My worst teaching experience this year was at a family read-aloud night in Durham. Over one hundred and seventy-five people came to hear me speak, probably inspired more by the post-talk pizza than my presentation. I was delighted to entertain them with the pleasures of reading, and happy I'd brought enough books for every family to take one home. I asked the attending teachers to place the give-away books at the edges of the room, and at the event's conclusion, I invited each family to select one for at-home sharing.

A short time later, children began approaching me with a common complaint, "There are no books left," they told me. When they asked if they could have the books from my presentation, I told them I had to share those with other families. After apologies, I roamed the room to better understand the problem. More parents and children came to ask for books, and I noticed that several of the children had taken the presentation books I'd asked them not to remove.

I was quite upset about the bad feelings I'd inadvertently created and spoke with the woman who'd hired me. She'd had an even more dismal experience. She'd spotted a family leaving with six books, and reminded them that they were only supposed to take one per family. They looked right through her, and walked out the door. Another teacher told me that when she'd gently reminded two children with a number of books about my guidelines, they'd told her, in front of their parents, that there were a lot of books so they'd taken extras. When she pointed out that there were families who had none, the parents said nothing, only smiled proudly at their book-rich children.

While families munched pizza, I walked around the room, collecting names of bookless families so that I could provide for them. Saddened that my message of family unity and communication had been overshadowed by greed and hurt feelings, I was dazed by how these families had behaved and cursed myself for days about my poor organization and contribution to the problem.

Weeks later I went to an event hosted by the North Carolina Botanical Garden. The people of Chapel Hill were invited to the Meadowmont site to rescue plants that would be destroyed by construction crews. I was overwhelmed by the number of people who attended. It seemed a lovely statement of how many in our community believe in salvaging natural beauty from the developers' back hoes.

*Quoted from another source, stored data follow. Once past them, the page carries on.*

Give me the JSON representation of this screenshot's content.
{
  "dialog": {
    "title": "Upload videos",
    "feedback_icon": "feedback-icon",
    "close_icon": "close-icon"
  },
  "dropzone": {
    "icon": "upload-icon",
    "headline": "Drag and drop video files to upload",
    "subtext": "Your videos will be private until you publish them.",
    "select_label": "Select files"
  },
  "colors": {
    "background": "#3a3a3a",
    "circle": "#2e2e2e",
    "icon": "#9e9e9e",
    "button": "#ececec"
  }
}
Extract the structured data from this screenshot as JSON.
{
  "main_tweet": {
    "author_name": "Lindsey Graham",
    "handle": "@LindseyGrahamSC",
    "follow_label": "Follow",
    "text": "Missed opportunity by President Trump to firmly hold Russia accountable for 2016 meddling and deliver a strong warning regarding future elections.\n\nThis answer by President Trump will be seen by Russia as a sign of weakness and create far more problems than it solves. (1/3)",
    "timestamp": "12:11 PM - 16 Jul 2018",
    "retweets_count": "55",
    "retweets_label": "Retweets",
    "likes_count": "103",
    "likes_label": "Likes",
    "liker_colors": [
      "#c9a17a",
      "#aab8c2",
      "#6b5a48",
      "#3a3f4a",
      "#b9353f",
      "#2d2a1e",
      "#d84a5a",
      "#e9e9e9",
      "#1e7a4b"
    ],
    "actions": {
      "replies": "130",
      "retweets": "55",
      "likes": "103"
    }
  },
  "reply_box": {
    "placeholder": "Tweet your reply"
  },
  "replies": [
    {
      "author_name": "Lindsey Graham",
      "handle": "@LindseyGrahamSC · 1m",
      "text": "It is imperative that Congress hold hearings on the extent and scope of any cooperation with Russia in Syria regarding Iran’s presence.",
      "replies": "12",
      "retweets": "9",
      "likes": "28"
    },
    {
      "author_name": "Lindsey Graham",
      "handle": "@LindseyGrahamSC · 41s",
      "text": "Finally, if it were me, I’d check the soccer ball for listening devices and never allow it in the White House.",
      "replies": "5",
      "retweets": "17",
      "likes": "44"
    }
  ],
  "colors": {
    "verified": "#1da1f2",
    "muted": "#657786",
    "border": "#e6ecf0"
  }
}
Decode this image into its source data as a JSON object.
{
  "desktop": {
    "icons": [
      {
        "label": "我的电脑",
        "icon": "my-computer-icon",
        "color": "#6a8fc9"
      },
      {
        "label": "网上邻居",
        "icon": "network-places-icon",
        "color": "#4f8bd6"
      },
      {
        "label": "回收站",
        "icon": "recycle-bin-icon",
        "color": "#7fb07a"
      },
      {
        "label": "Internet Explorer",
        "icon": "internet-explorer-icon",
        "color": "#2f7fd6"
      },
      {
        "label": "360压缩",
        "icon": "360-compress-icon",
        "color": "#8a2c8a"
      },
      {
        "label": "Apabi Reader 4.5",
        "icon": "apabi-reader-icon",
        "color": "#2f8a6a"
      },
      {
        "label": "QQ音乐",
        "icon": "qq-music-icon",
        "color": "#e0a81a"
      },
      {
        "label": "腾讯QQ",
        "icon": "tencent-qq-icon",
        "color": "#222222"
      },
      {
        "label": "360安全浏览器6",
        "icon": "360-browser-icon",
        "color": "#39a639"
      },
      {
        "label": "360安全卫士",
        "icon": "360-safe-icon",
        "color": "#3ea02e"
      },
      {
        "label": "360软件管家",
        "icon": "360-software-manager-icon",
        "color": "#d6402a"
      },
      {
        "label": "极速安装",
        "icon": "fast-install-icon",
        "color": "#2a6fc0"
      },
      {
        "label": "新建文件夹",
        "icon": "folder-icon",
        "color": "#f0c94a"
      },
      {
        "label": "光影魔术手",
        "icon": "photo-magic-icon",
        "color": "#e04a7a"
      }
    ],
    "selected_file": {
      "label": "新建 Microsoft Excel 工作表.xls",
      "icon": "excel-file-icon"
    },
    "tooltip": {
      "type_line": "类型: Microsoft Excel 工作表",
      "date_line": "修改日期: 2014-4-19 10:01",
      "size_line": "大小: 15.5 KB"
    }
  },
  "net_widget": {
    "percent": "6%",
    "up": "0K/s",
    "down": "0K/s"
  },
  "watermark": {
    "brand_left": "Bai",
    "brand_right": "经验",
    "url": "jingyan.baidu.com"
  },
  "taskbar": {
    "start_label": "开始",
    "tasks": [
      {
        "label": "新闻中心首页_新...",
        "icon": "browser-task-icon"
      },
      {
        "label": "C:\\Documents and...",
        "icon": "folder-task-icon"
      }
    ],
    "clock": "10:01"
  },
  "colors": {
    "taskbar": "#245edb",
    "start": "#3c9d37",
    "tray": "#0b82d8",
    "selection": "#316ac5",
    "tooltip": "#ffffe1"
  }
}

Upon arrival, we were given clear directions about the proper places to dig, and I was impressed with the organization of the event. They'd arranged a transport system to the digging site, lined the path with friendly volunteers ready to help, and clearly roped off the designated area. I'd not gone fifty feet from the first volunteer when I noticed groups of people digging ferns at the side of the path. The area didn't seem to be designated as a site plant rescue, and at first, this confused me. As I walked on, I saw more than a dozen groups of people who chose to ignore the careful structure provided by the NC Botanical Garden. After a short walk to the appointed site, I understood what was going on. There were not a lot of plants left to adopt, so people were taking them from wherever they chose.

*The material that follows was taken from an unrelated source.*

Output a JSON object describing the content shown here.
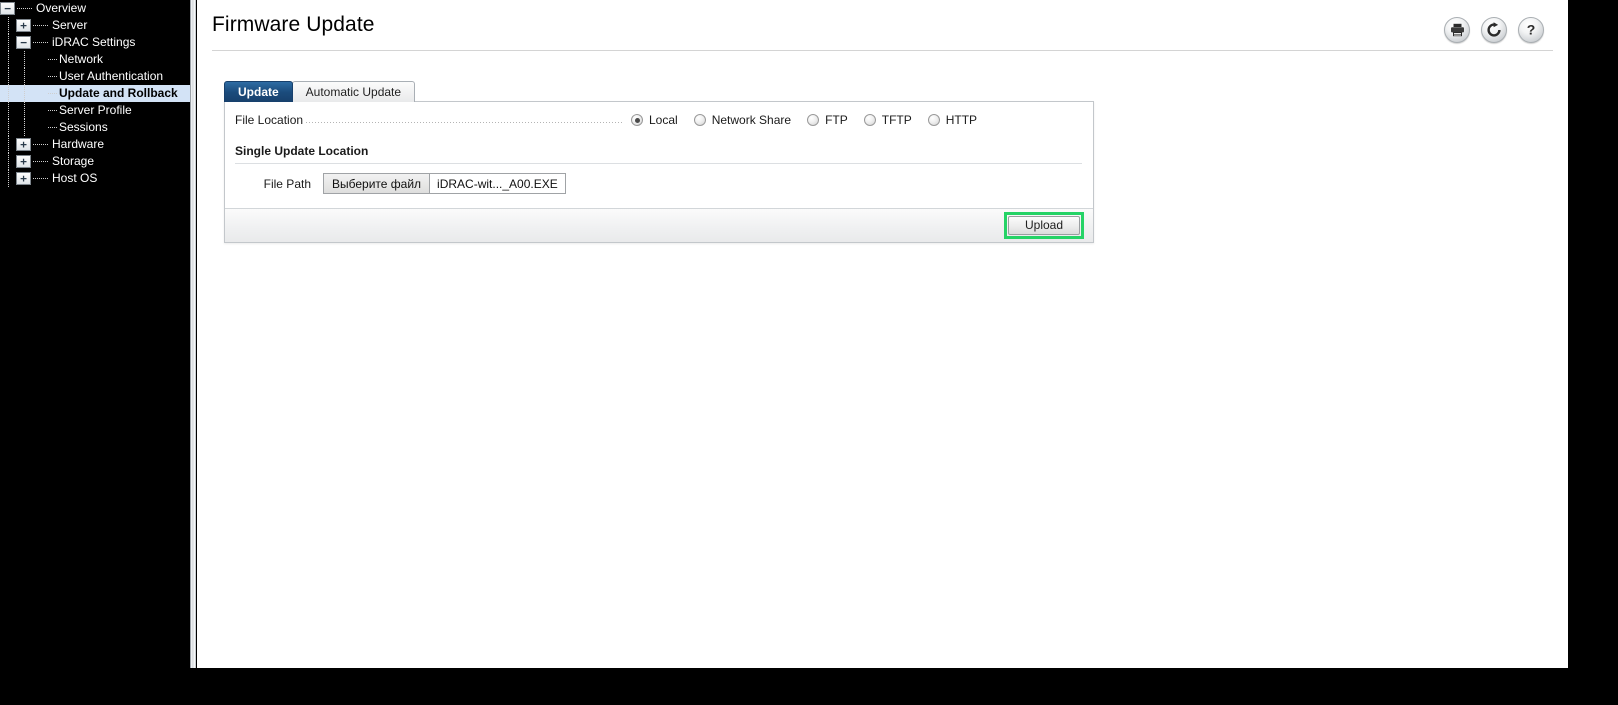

Immediately I remembered my miserable read-aloud event. The Meadowmont scenario had all the same elements of my unhappy evening. Attendees were greater than expected, the available booty was proportionally small, and people were driven to possess. It wasn't that a plant of book mattered so much, but the distress of not having made people desperate. The external scarcity seemed a reflection of something internal. Today many of us feel overworked, overbooked and undervalued. We face high prices, low relaxation time, and minimal praise so continually that I'm afraid we are all running on empty.

Running on empty sows the "I don't have enough" seeds and in those two situations I saw how ugly the germination can be.

Much of my life has been effected by this unsubstantiated fear. My envy blooms and grows when I see others receive things I'd like to have. Envy and the emotions it inspires (greed, resentment, and rivalry) have been with me a long time. Though I realize in more lucid moments that my impressions are skewed, I continue to color my world in a way that isn't reality based.

The truth is, I do have enough! And ever since that day at Meadowmont, I've been finding a great deal of amusement in noticing the abundance of the imagined I-don't-have-enough situations in my life. Finishing an article, for example, I discovered books I hadn't included, and was upset I'd left them out. Then I realized my article could not have stood a higher word count, was complete, and I had enough books. The following week, cleaning my cupboards and refrigerator, I discovered three large bottles of ketchup, two full boxes of cornstarch, three tins of baking powder, and four lurking moldy bottles of pizza sauce, and twelve packages of noodle soup. All of these had been bought at one grocery store crisis or another when I was sure I didn't have enough. And I've had more discoveries about food. This summer I've been determined to conquer my lifelong battle with calories. This time around, realizing I have enough, has squelched my usual diet deprivation blues. Most of the time, I feel full.

In the past month, recognizing I have enough has helped me cut calories, grocery bills, anxieties about writing, and even the ugly feelings I've carry around inside for too many years.